Prestini received the Victor Herbert Award ASCAP in 2014 and the ASCAP Morton Gould Young Composer Award for double string quartet and double bass (in 2002). She has also been the recipient of the NEFA grant Award Grants for Aging Magician, in the category ranging from $90,000-$130,000. She was a NYSCA Individual Artist Grant Awardee in both 2006 and 2009.

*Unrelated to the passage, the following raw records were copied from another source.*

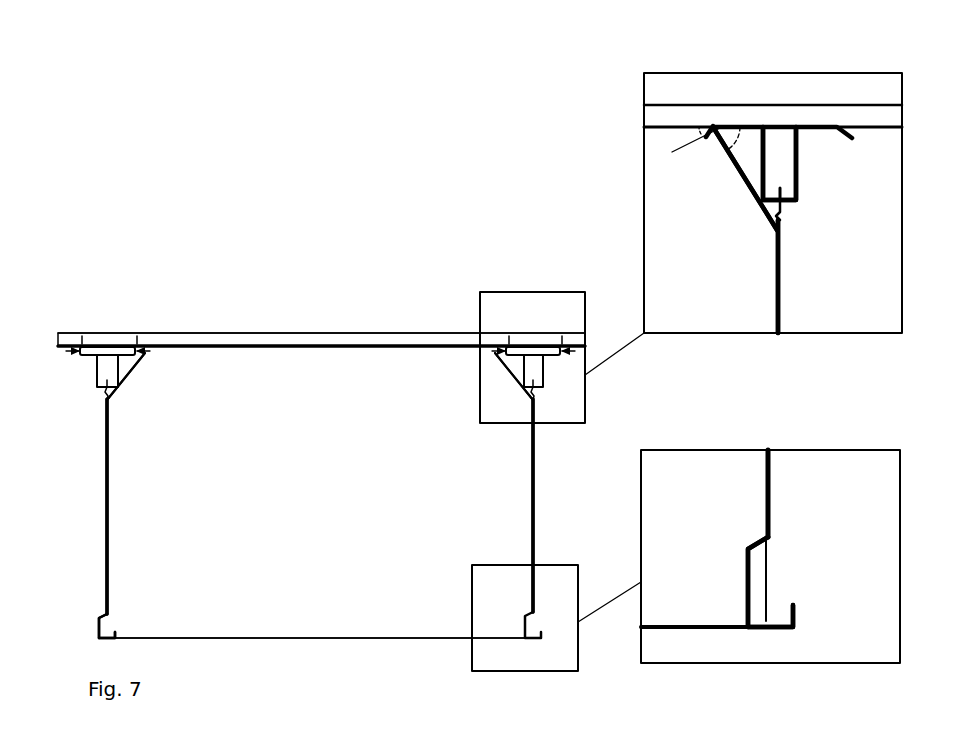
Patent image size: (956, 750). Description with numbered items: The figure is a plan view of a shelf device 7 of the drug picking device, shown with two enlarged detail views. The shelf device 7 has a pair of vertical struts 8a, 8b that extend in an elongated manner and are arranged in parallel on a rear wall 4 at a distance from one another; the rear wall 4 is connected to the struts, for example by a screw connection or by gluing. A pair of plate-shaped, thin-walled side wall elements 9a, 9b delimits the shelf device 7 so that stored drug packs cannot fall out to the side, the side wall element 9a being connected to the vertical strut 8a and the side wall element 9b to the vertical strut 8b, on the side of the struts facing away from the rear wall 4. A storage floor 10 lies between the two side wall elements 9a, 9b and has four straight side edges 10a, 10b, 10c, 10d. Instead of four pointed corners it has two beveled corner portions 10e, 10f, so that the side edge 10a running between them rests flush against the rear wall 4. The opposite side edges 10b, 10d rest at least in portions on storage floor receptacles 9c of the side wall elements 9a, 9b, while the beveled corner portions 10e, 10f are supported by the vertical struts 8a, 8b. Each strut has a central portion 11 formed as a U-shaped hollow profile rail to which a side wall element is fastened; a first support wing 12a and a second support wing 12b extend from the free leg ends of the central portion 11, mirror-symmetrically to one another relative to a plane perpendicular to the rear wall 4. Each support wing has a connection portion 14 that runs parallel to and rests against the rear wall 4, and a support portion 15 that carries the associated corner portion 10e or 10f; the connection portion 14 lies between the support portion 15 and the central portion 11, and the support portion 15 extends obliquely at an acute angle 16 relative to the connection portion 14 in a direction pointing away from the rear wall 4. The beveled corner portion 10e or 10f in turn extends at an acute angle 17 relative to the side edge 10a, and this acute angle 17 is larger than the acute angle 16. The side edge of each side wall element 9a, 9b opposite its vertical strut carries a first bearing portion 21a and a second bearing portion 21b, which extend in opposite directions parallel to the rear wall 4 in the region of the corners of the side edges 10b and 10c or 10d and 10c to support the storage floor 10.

The rear wall 4 is at (302, 338).
The shelf device 7 is at (372, 276).
The vertical strut 8a is at (79, 377).
The vertical strut 8b is at (530, 322).
The side wall element 9a is at (104, 500).
The side wall element 9b is at (537, 500).
The storage floor receptacle 9c is at (123, 606).
The storage floor 10 is at (188, 370).
The side edge 10a is at (322, 348).
The side edge 10b is at (530, 473).
The side edge 10c is at (320, 637).
The side edge 10d is at (108, 470).
The corner portion 10e is at (130, 372).
The corner portion 10f is at (505, 368).
The central portion 11 is at (778, 152).
The first support wing 12a is at (82, 343).
The second support wing 12b is at (137, 343).
The connection portion 14 is at (741, 126).
The support portion 15 is at (713, 135).
The acute angle 16 is at (690, 134).
The acute angle 17 is at (735, 125).
The first bearing portion 21a is at (97, 627).
The second bearing portion 21b is at (118, 637).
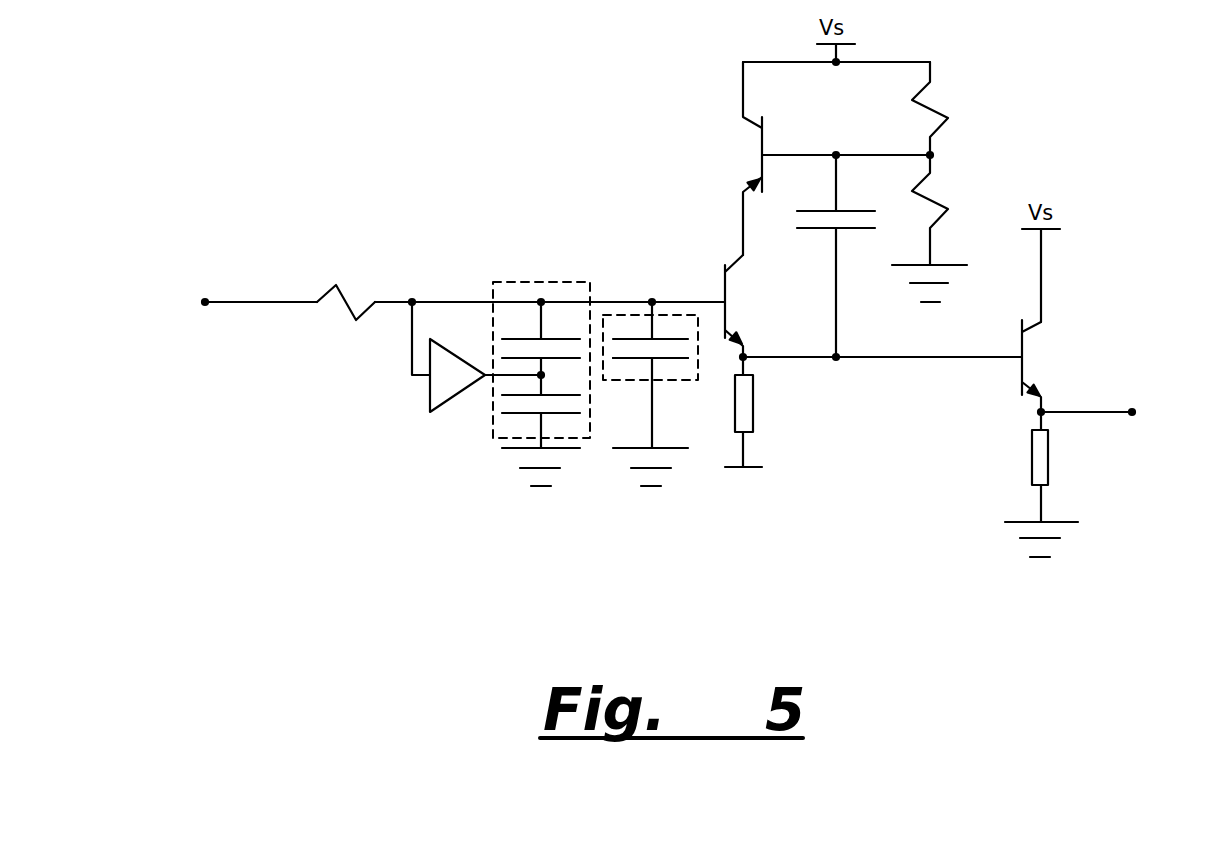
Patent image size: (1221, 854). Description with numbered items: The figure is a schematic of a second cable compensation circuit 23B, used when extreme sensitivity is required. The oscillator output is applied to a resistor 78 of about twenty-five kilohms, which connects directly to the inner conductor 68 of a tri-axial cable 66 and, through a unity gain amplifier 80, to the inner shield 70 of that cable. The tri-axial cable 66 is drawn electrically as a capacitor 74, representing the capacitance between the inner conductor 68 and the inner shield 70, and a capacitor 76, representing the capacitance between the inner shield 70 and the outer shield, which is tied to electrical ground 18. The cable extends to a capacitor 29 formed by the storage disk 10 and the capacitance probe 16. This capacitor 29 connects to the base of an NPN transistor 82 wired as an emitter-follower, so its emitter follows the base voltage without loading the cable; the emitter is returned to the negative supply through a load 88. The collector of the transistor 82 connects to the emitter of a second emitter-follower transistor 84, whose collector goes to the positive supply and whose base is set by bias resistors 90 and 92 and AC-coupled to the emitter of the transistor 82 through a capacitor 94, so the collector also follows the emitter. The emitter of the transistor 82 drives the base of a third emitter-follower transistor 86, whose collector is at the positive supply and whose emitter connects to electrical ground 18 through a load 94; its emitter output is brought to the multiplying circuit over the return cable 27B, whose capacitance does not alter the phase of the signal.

The cable compensation circuit 23B is at (278, 152).
The resistor 78 is at (343, 300).
The inner conductor 68 is at (443, 302).
The unity gain amplifier 80 is at (461, 387).
The inner shield 70 is at (503, 377).
The tri-axial cable 66 is at (527, 270).
The capacitor 74 is at (517, 338).
The capacitor 76 is at (517, 412).
The capacitor 29 is at (630, 310).
The capacitance probe 16 is at (662, 338).
The storage disk 10 is at (670, 358).
The electrical ground 18 is at (513, 449).
The transistor 84 is at (826, 158).
The transistor 82 is at (744, 315).
The load 88 is at (743, 405).
The AC coupling capacitor / load 94 is at (810, 211).
The bias resistor 90 is at (935, 110).
The bias resistor 92 is at (935, 200).
The transistor 86 is at (1042, 375).
The cable 27B is at (1068, 412).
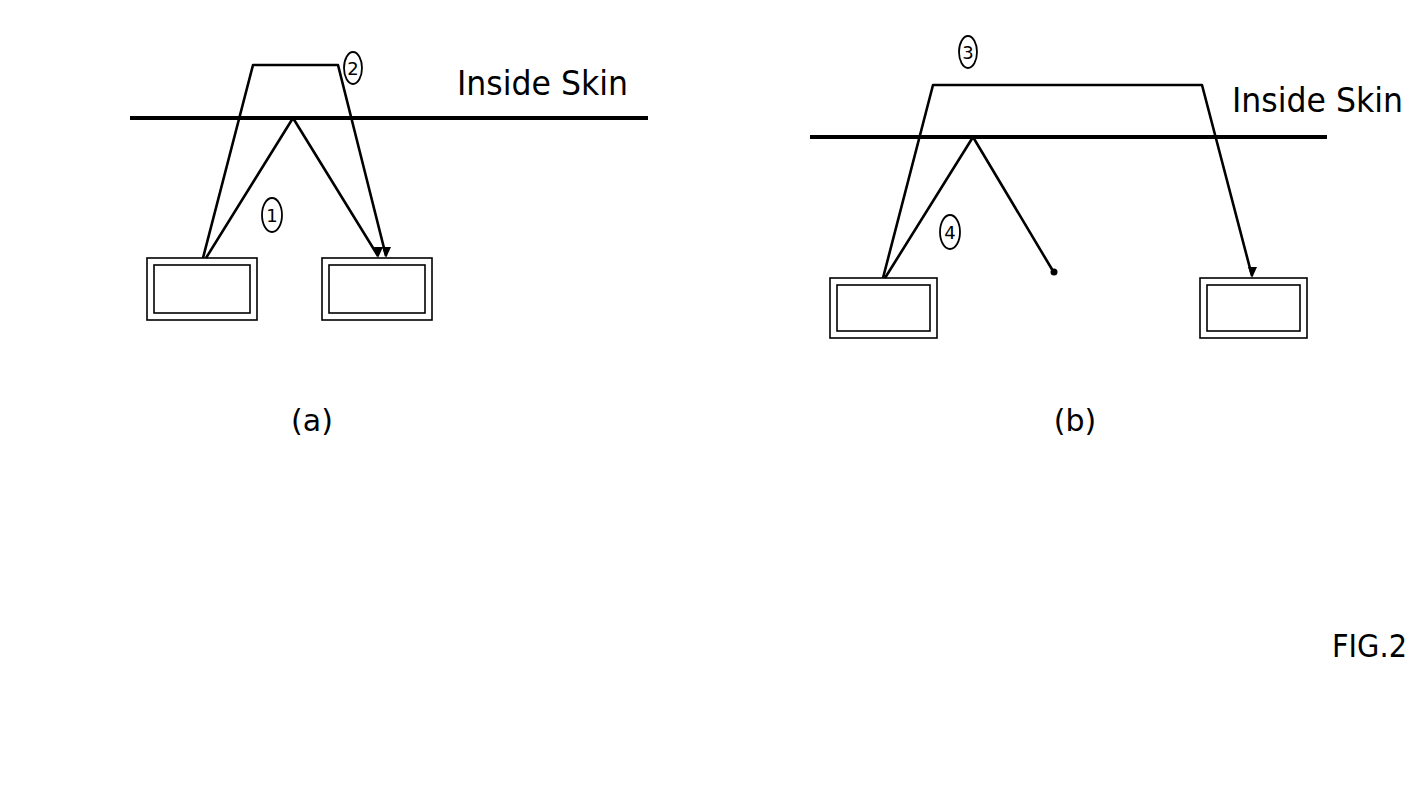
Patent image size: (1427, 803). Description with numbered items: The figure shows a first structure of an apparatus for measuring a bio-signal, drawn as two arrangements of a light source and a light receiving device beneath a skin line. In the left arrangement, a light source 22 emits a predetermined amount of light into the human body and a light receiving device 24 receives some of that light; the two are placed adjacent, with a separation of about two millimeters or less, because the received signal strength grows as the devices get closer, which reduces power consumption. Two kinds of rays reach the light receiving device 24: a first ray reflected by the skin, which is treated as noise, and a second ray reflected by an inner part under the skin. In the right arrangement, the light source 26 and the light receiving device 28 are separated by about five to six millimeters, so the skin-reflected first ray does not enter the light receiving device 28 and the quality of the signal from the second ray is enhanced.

The light source 22 is at (202, 323).
The light receiving device 24 is at (424, 323).
The light source 26 is at (888, 343).
The light receiving device 28 is at (1309, 272).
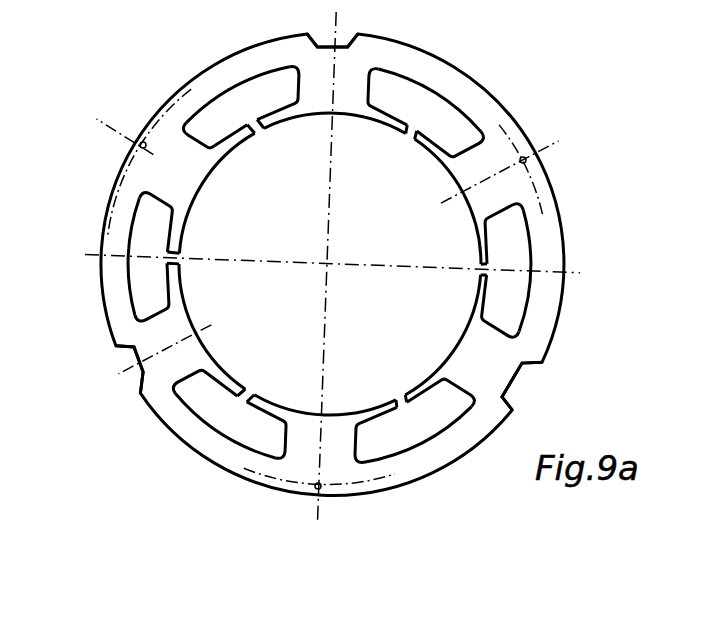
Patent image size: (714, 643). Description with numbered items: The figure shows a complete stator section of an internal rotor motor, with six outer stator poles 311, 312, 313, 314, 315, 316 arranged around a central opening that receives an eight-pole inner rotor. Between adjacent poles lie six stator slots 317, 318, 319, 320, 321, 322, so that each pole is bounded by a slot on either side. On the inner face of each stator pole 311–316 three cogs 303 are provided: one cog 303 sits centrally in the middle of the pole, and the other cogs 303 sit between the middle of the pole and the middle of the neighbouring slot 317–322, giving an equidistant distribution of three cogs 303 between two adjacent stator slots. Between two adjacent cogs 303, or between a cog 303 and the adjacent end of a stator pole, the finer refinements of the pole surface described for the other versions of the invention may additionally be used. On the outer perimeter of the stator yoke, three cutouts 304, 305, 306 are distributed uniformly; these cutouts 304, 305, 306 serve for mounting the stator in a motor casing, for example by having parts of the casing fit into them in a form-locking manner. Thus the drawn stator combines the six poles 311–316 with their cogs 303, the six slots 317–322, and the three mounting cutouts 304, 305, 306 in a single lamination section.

The cog 303 is at (330, 264).
The cutout 304 is at (344, 40).
The cutout 305 is at (512, 378).
The cutout 306 is at (121, 357).
The stator pole 311 is at (192, 188).
The stator pole 312 is at (333, 94).
The stator pole 313 is at (469, 197).
The stator pole 314 is at (464, 340).
The stator pole 315 is at (321, 433).
The stator pole 316 is at (187, 329).
The slot 317 is at (255, 126).
The slot 318 is at (411, 132).
The slot 319 is at (484, 270).
The slot 320 is at (401, 401).
The slot 321 is at (245, 395).
The slot 322 is at (173, 258).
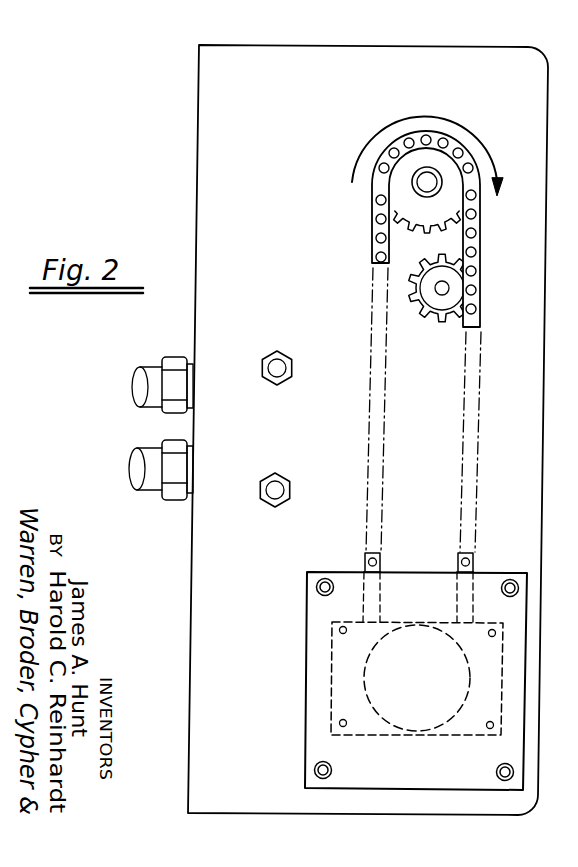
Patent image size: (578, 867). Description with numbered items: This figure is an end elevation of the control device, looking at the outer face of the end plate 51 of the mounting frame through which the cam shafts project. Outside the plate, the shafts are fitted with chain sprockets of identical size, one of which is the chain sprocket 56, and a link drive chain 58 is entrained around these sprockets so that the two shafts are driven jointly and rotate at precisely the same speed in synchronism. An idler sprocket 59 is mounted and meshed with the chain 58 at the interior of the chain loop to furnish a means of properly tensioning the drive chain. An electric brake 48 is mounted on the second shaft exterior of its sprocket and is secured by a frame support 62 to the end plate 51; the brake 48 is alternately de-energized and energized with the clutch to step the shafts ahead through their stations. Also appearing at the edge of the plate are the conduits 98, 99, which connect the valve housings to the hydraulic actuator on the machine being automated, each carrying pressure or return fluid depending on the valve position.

In 2009, Prestini received first prize for her work Nightsong: For Solo Marimba in the Marimba/Cello Duo Category Classical Marimba League Composition, the Lower Manhattan Cultural Council Grant Award. She also received an American Music Center CAP Grant in 2004, 2007, 2008 and 2010; the Mary Flagler Cary Charitable Trust for New Music Grant in 2008; the Trust for Mutual Understanding Grant in 2008; the Lower Manhattan Cultural Council Grant/Swing Space Award in 2006; and the Monumental Brass Quintet Women's Commissioning Award in 2003. She also received the Paul and Daisy Soros Fellowship for New Americans and other fellowships from Carnegie Hall and the Sundance Institute, among others.

Prestini has held residencies at Florida's Hermitage Artist Retreat, LMCC Governor’s Island, MASS MoCA, The Park Avenue Armory, The Watermill Center and Wyoming's Ucross Foundation.

==Personal life==
Prestini lives in Brooklyn, with her husband cellist Jeffrey Zeigler and her son Tommaso.